HEALTH House International Ltd (ASX:HHI) (Health House or the Company), an international pharmaceutical distributor specialising in the distribution of medicinal cannabis products across Australasia, the United Kingdom and Europe, is pleased to announce that it has entered into a non-binding term sheet with Creso Pharma Limited (ASX: CPH) (Creso), under which it is proposed that Creso will acquire 100% of the shares in Health House by way of a scheme of arrangement to be undertaken by Health House (Scheme). The Scheme will be subject to shareholder and Court approval in accordance with the requirements of Part 5.1 of the Corporations Act 2001 (Cth).
The proposed transaction is subject to the Creso completing satisfactory due diligence on Health House’s businesses and the satisfaction of a number of other conditions standard for transactions of this nature.
Under the Scheme, Creso will issue approximately one (1) Creso share for every two (2) Health House shares held (subject to further negotiations and potential adjustments based on Health Houses debt levels) giving Health House shareholders an approximately 7.3% interest in the expanded capital of Creso, valuing Health House at $4,630,388 based on Creso’s current share price and representing a 67% premium to Health House’s market capitalisation based on the closing price of Health House shares prior to Health House’s voluntary suspension.
CPS Capital Group Pty Ltd is acting as Health House’s corporate advisor for the proposed merger. Further details are contained in an announcement by Creso (ASX:CPH) on 29 July 2022.
About Creso
The proposed merger of Health House with Creso will create a global organisation with strong medicinal cannabis production and distribution capabilities. Creso was created to bring pharmaceutical expertise and methodological rigour to the world of cannabis and deliver quality products to people and animals everywhere.
Founded by a team of highly-experienced pharmaceutical executives, Creso set out to leverage cutting edge science and research to develop, register and commercialize innovative cannabis and hemp derived products.
Creso develops cannabis and hemp-derived therapeutic, nutraceutical, animal and cosmetic products with wide patient and consumer reach for human and animal health.
Proposed Timetable
The indicative timetable for the completion of the proposed transaction is as follows:
- 29 July 2022 Execution of non- binding terms sheet
- 19 August 2022 Execution of scheme implementation deed
- 16 September 2022 Draft scheme booklet given to ASIC for review
- 30 September 2022 ASIC completes review
- 7 October 2022 First court hearing
- 7 October 2022 Despatch of scheme booklet to target shareholders
- 4 November 2022 Scheme meeting of HHI shareholders
- 11 November 2022 Second court hearing
- 11 November 2022 Scheme effective date
- 18 November 2022 Scheme record date
- 25 November 2022 Scheme implementation date
Due diligence
The Board of Health House has determined that it is in the interests of the Company to grant Creso a period of three weeks to conduct due diligence to establish whether an acceptable binding transaction can be agreed.
Board Intentions
Based on current information, the Board intends to unanimously recommend that Shareholders vote in favour of the Scheme, subject to entry into an acceptable Scheme Implementation Deed, no superior proposal being received and an Independent Expert concluding (and continuing to conclude) that the Scheme is in the best interests of shareholders.

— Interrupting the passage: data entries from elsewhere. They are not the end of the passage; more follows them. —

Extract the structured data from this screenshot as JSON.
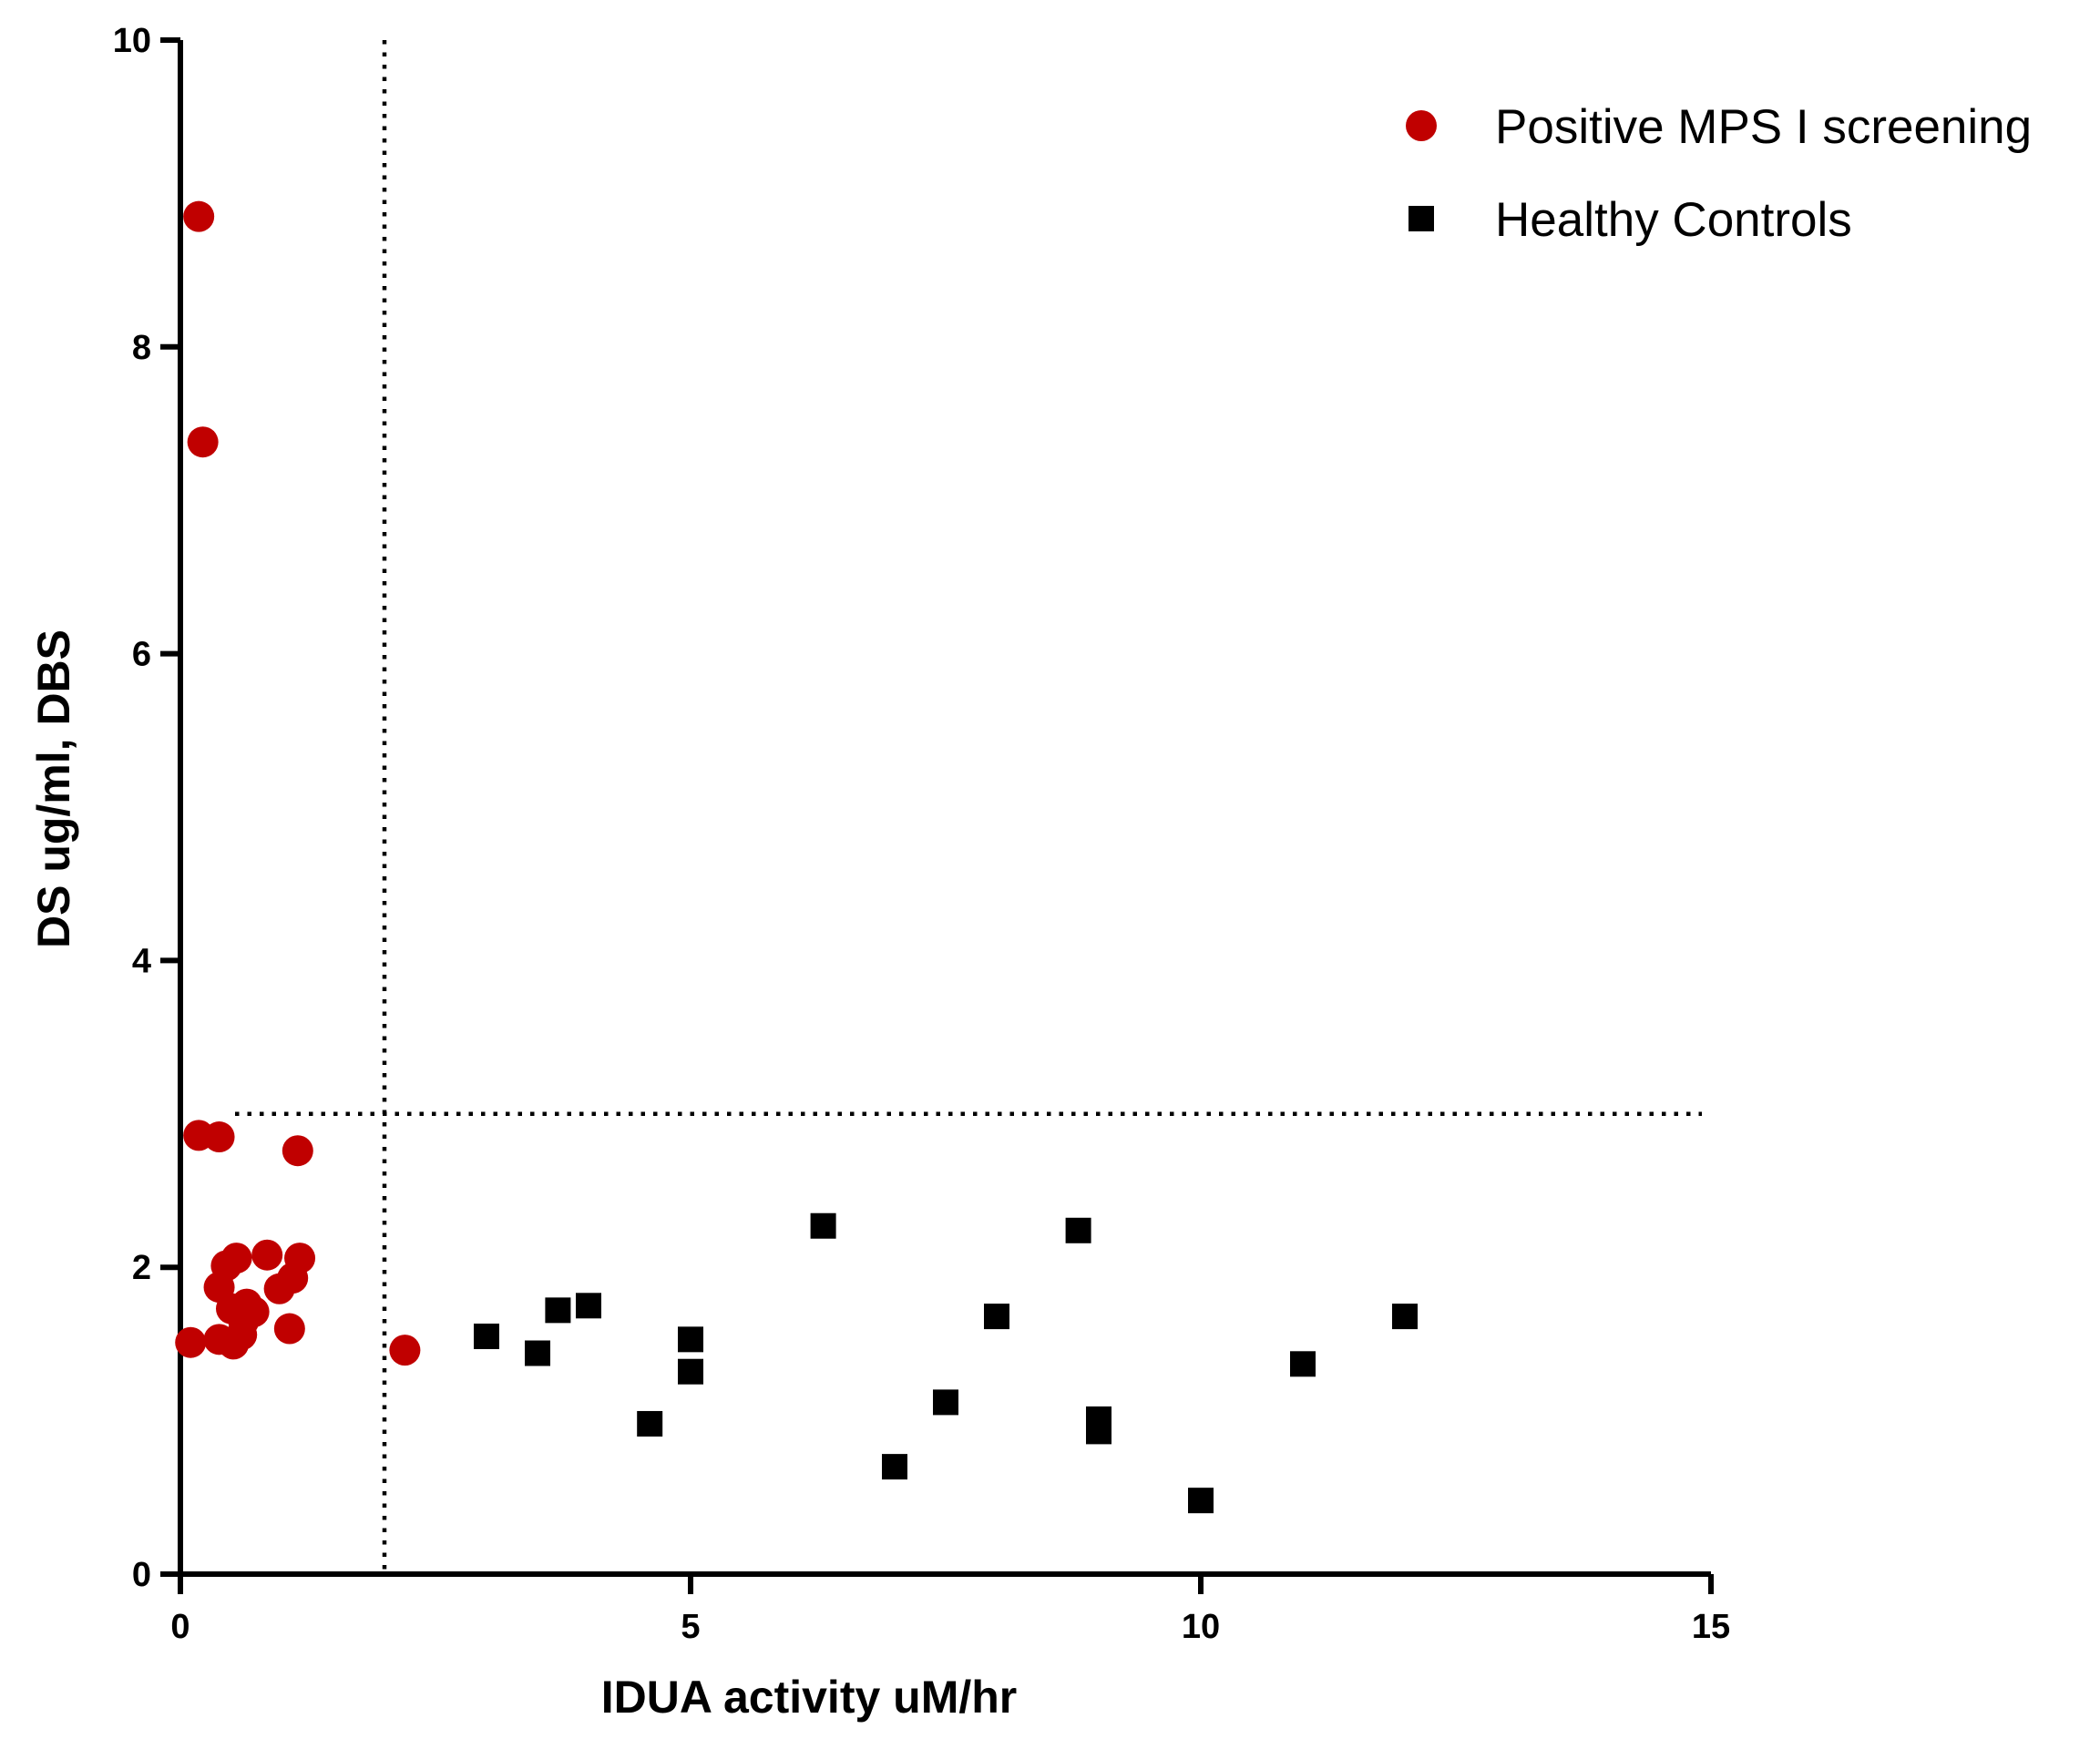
{
  "chart_data": {
    "type": "scatter",
    "title": "",
    "xlabel": "IDUA activity uM/hr",
    "ylabel": "DS ug/ml, DBS",
    "xlim": [
      0,
      15
    ],
    "ylim": [
      0,
      10
    ],
    "xticks": [
      0,
      5,
      10,
      15
    ],
    "yticks": [
      0,
      2,
      4,
      6,
      8,
      10
    ],
    "grid": false,
    "legend_position": "top-right",
    "reference_lines": [
      {
        "orientation": "vertical",
        "x": 2,
        "style": "dotted"
      },
      {
        "orientation": "horizontal",
        "y": 3,
        "style": "dotted"
      }
    ],
    "series": [
      {
        "name": "Positive MPS I screening",
        "marker": "circle",
        "color": "#c00000",
        "points": [
          [
            0.18,
            8.85
          ],
          [
            0.22,
            7.38
          ],
          [
            0.18,
            2.86
          ],
          [
            0.38,
            2.85
          ],
          [
            1.15,
            2.76
          ],
          [
            0.55,
            2.06
          ],
          [
            0.85,
            2.08
          ],
          [
            1.17,
            2.06
          ],
          [
            0.45,
            2.01
          ],
          [
            1.1,
            1.93
          ],
          [
            0.38,
            1.87
          ],
          [
            0.97,
            1.86
          ],
          [
            0.65,
            1.76
          ],
          [
            0.5,
            1.73
          ],
          [
            0.72,
            1.71
          ],
          [
            0.62,
            1.65
          ],
          [
            1.07,
            1.6
          ],
          [
            0.6,
            1.56
          ],
          [
            0.38,
            1.53
          ],
          [
            0.52,
            1.5
          ],
          [
            0.1,
            1.51
          ],
          [
            2.2,
            1.46
          ]
        ]
      },
      {
        "name": "Healthy Controls",
        "marker": "square",
        "color": "#000000",
        "points": [
          [
            3.0,
            1.55
          ],
          [
            3.5,
            1.44
          ],
          [
            3.7,
            1.72
          ],
          [
            4.0,
            1.75
          ],
          [
            4.6,
            0.98
          ],
          [
            5.0,
            1.53
          ],
          [
            5.0,
            1.32
          ],
          [
            6.3,
            2.27
          ],
          [
            7.0,
            0.7
          ],
          [
            7.5,
            1.12
          ],
          [
            8.0,
            1.68
          ],
          [
            8.8,
            2.24
          ],
          [
            9.0,
            1.01
          ],
          [
            9.0,
            0.93
          ],
          [
            10.0,
            0.48
          ],
          [
            11.0,
            1.37
          ],
          [
            12.0,
            1.68
          ]
        ]
      }
    ]
  }
}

The Board notes that there is no certainty that the Creso proposal will result in a binding offer for Health House. At this time, Shareholders do not need to take any action in response to the Creso’s proposal.
Update on Proposed Capital Raising
Health House is currently in voluntary suspension pending an announcement in relation to a material capital raising. The Company notes the capital raising has been deferred while Health House pursues the proposed Scheme. The Company will remain in voluntary suspension.